LUNA PUDO VER A LA PIEDAD

 

 

Luna llena de cuaresma quiere, de nuevo, ver a La Piedad. Es Lunes Santo y va a salir a pasear.

Sabe que no puede, solo quiere, quiere y quiere.

– Luna, eres inmortal, esa es tu virtud y a la vez tu condena, intenta que no se convierta en la fuente de tu pena.

– Extiende tu brazo, te lo ruego, dame tu mano. Sé que es imposible, no lo es soñar. Voy a bajar. Quiero ver a la Virgen de La Piedad y poderla tocar.

Al extender mi mano en un intento de agarrar la luna entera en mi puño, el puerto, por tan solo un instante, se instala en absoluta oscuridad. De repente, una voz dulce, serena, angelical se dirige a mí con un leve cantar:

– Soy Luna, Luna de Cartagena y su mar, y quiero que me lleves de tu mano, por la ciudad, a conocer La Piedad.

Cuando un atisbo de luz se puede apreciar, observo de mi mano agarrada la de una dulce niña de grandes ojos azules, pelo casi canoso y vestida de un riguroso morado marrajo en forma de vestido, entiendo que, Luna, no quiere desentonar.

– Agarra bien mi mano, Luna. No tengas miedo al caminar. Hoy, como excepción a tu inmortalidad, va a conocer a Nuestra Señora, La Virgen de La Piedad. Y las vas a poder tocar.

Tambores y mater mea. Capirotes con hachotes. Nazarenos y caramelos. Las “manolas” acompañando a la virgen en su dolor, rezan sus rosarios a ritmos de tambor.

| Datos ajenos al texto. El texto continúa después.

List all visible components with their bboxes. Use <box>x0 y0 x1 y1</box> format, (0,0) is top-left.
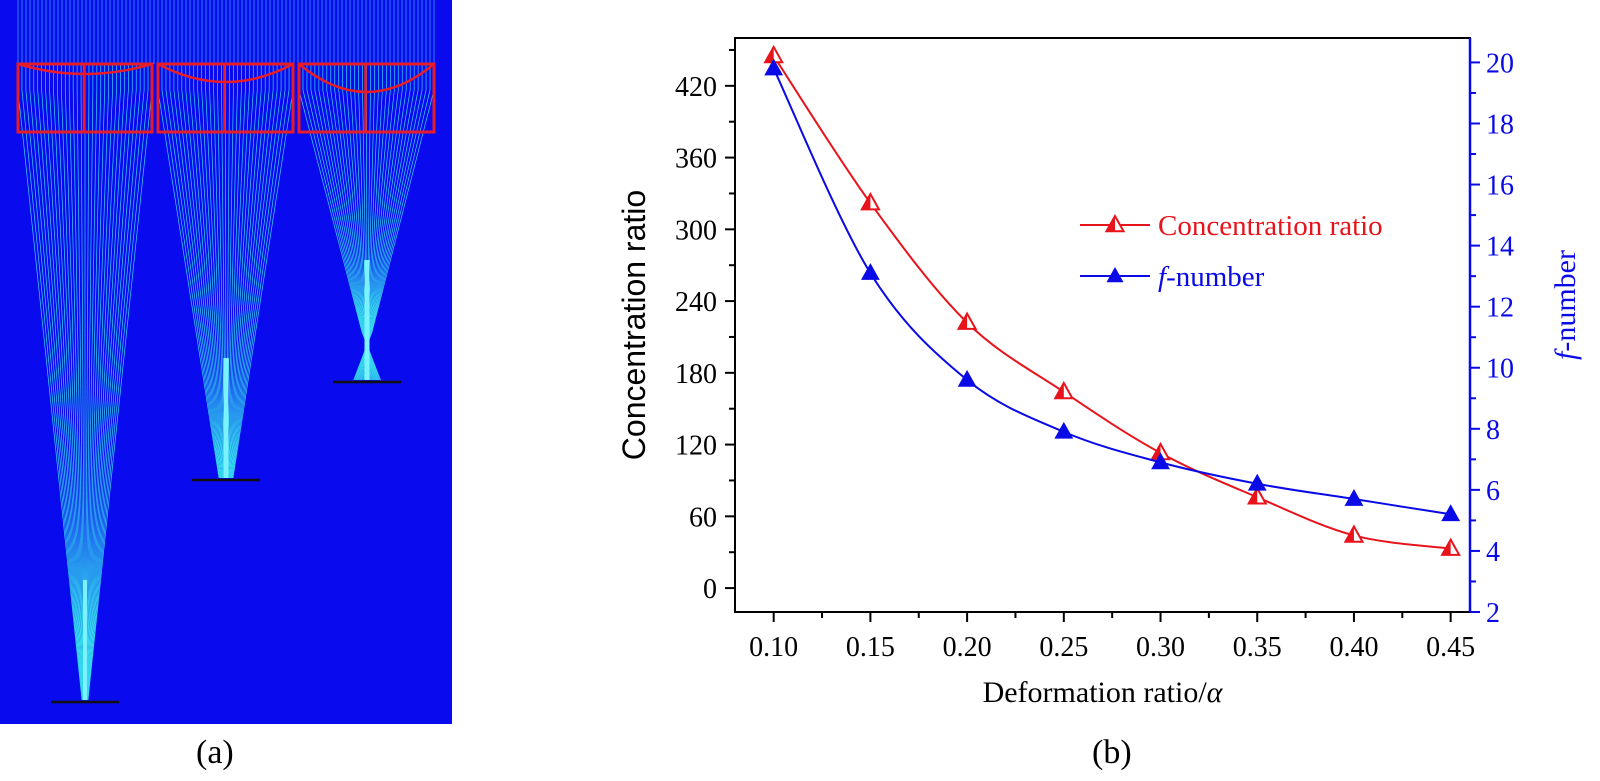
legend-entry-concentration-ratio: Concentration ratio <box>1080 210 1383 242</box>
x-axis: 0.10 0.15 0.20 0.25 0.30 0.35 0.40 0.45 <box>749 612 1475 663</box>
plot-area-frame <box>735 38 1470 612</box>
x-tick-label: 0.35 <box>1233 632 1282 663</box>
y-right-tick-label: 10 <box>1486 354 1514 385</box>
legend-label-f-number: f-number <box>1158 261 1265 293</box>
concentration-ratio-line <box>774 56 1451 549</box>
y-right-tick-label: 2 <box>1486 598 1500 629</box>
y-axis-right-label: f-number <box>1549 250 1582 360</box>
legend-marker-f-number <box>1106 267 1123 282</box>
y-right-tick-label: 12 <box>1486 293 1514 324</box>
y-left-tick-label: 0 <box>703 574 717 605</box>
x-tick-label: 0.40 <box>1329 632 1378 663</box>
x-tick-label: 0.45 <box>1426 632 1475 663</box>
y-right-tick-label: 4 <box>1486 537 1500 568</box>
caption-a: (a) <box>196 734 234 772</box>
legend-entry-f-number: f-number <box>1080 261 1265 293</box>
f-number-point <box>862 264 879 279</box>
y-left-tick-label: 420 <box>675 72 717 103</box>
ray-trace-diagram <box>0 0 452 724</box>
y-right-tick-label: 20 <box>1486 48 1514 79</box>
y-left-tick-label: 300 <box>675 215 717 246</box>
y-right-tick-label: 14 <box>1486 232 1514 263</box>
caption-b: (b) <box>1092 734 1132 772</box>
ray-trace-panel <box>0 0 452 724</box>
y-left-tick-label: 120 <box>675 431 717 462</box>
series-concentration-ratio <box>765 47 1459 555</box>
y-left-tick-label: 60 <box>689 502 717 533</box>
y-left-tick-label: 240 <box>675 287 717 318</box>
y-right-tick-label: 18 <box>1486 109 1514 140</box>
y-axis-right: 2 4 6 8 10 12 14 16 18 20 <box>1470 48 1514 629</box>
x-tick-label: 0.10 <box>749 632 798 663</box>
y-axis-left-label: Concentration ratio <box>616 190 652 460</box>
y-right-tick-label: 6 <box>1486 476 1500 507</box>
y-axis-left: 0 60 120 180 240 300 360 420 <box>675 50 735 605</box>
series-f-number <box>765 60 1459 521</box>
x-tick-label: 0.15 <box>846 632 895 663</box>
legend-label-concentration-ratio: Concentration ratio <box>1158 210 1383 242</box>
chart-panel: 0.10 0.15 0.20 0.25 0.30 0.35 0.40 0.45 0 60 120 1… <box>600 0 1600 776</box>
x-tick-label: 0.20 <box>943 632 992 663</box>
x-axis-label: Deformation ratio/α <box>983 676 1224 709</box>
f-number-line <box>774 69 1451 515</box>
dual-axis-chart: 0.10 0.15 0.20 0.25 0.30 0.35 0.40 0.45 0 60 120 1… <box>600 0 1600 776</box>
x-tick-label: 0.25 <box>1039 632 1088 663</box>
series-layer <box>765 47 1459 555</box>
f-number-point <box>959 371 976 386</box>
x-tick-label: 0.30 <box>1136 632 1185 663</box>
y-left-tick-label: 180 <box>675 359 717 390</box>
y-right-tick-label: 8 <box>1486 415 1500 446</box>
y-right-tick-label: 16 <box>1486 171 1514 202</box>
f-number-point <box>1055 423 1072 438</box>
legend: Concentration ratio f-number <box>1080 210 1383 293</box>
y-left-tick-label: 360 <box>675 144 717 175</box>
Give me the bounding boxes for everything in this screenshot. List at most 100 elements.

– Luna, mira, se vislumbra lo lejos el manto que en la cruz de Nuestro Señor cuelga y que el lebeche hace ondear. Luna, ¡se acerca, se acerca La Piedad! Son sus promesas, las que con su constricción del dolor del peso en sus hombres de Nuestra Señora los que hacen a la virgen, a La Piedad con su hijo yacente en sus brazos poder caminar.

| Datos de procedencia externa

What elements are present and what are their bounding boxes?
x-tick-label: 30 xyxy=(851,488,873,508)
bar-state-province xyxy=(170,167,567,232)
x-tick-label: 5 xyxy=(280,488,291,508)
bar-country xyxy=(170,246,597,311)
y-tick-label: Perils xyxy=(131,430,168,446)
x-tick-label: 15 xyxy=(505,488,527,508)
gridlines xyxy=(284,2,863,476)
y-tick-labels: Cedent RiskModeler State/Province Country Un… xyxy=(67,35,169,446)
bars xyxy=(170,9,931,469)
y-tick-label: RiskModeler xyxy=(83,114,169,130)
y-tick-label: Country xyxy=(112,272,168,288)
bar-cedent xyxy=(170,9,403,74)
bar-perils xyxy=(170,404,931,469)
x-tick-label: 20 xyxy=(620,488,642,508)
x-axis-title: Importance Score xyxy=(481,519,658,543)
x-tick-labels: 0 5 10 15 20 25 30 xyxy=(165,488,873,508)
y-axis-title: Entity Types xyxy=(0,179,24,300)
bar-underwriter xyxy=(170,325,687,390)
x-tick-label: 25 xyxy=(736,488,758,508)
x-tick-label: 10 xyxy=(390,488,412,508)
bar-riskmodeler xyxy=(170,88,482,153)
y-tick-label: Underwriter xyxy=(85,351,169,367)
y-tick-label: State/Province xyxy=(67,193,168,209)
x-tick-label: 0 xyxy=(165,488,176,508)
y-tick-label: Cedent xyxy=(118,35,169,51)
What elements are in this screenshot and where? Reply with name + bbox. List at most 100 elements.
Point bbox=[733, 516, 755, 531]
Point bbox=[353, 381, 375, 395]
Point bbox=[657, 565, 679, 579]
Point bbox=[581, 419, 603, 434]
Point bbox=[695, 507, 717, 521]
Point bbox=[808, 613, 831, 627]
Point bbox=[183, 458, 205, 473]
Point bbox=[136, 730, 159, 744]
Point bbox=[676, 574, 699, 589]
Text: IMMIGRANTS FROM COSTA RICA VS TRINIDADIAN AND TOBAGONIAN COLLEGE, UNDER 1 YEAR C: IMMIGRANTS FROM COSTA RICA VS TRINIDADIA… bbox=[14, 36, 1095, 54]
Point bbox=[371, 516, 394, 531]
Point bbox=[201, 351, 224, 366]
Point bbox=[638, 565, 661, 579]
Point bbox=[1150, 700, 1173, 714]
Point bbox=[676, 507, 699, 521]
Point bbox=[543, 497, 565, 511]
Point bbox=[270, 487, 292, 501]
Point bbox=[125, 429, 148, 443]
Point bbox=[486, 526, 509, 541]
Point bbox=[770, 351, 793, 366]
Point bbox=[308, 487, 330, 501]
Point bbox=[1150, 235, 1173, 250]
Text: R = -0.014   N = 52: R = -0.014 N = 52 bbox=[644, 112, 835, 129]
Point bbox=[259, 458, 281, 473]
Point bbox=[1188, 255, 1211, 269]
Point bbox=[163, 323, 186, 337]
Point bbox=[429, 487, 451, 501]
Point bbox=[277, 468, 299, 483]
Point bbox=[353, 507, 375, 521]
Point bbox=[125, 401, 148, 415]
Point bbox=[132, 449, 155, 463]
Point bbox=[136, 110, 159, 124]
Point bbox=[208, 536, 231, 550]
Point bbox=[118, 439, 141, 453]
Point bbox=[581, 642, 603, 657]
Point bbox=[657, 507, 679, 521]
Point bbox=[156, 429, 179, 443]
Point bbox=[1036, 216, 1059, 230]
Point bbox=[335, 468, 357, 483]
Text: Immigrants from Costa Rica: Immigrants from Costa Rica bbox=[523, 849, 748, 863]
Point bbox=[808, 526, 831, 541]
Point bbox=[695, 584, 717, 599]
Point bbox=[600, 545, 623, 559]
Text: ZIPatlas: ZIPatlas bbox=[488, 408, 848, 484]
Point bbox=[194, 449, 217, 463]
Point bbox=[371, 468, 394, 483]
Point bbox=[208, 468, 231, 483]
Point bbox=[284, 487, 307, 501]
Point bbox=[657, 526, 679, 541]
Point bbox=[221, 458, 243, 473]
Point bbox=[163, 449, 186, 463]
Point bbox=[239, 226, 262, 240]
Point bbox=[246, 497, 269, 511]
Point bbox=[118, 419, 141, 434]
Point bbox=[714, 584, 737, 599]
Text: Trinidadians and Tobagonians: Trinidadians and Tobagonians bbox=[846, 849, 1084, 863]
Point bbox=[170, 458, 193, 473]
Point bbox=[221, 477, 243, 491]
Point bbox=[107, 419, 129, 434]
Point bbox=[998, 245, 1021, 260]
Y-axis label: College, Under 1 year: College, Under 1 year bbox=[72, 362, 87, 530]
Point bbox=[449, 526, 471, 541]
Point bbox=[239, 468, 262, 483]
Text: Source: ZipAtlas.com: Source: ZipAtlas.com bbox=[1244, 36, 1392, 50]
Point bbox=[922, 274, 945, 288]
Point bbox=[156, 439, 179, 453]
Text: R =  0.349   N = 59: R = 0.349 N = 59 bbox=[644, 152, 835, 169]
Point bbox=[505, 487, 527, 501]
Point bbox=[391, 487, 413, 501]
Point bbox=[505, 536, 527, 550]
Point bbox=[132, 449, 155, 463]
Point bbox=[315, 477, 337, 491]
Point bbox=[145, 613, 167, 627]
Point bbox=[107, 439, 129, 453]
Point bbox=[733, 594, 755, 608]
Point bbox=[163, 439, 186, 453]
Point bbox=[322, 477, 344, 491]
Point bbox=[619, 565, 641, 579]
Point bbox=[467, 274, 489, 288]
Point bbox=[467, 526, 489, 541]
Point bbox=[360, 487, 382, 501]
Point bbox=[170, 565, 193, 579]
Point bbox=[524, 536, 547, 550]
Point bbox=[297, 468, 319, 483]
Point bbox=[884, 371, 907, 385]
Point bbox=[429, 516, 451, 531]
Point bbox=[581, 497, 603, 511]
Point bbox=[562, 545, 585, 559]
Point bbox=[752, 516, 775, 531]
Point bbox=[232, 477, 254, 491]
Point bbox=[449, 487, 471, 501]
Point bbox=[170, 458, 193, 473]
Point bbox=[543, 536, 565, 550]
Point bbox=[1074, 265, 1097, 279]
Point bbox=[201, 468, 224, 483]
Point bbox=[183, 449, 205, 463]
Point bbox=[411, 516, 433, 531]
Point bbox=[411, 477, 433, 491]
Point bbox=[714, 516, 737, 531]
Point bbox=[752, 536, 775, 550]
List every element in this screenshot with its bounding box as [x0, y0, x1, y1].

– ¡Oh, Señora Mía, piadosa! ¡Oh, Caridad “chica”!, ¡Ay Virgen de La Piedad! ¡Mi sueño hecho realidad! No sufras, mi señora, no hay mejor consuelo que Cartagena a tus pies acompañándote en tu pasear y aliviando con su compañía tu pena y pesar.

-Mira, Luna, ahí la tienes, a la Virgen de La Piedad. Aprovecha su parada frente a la Basílica de la Caridad.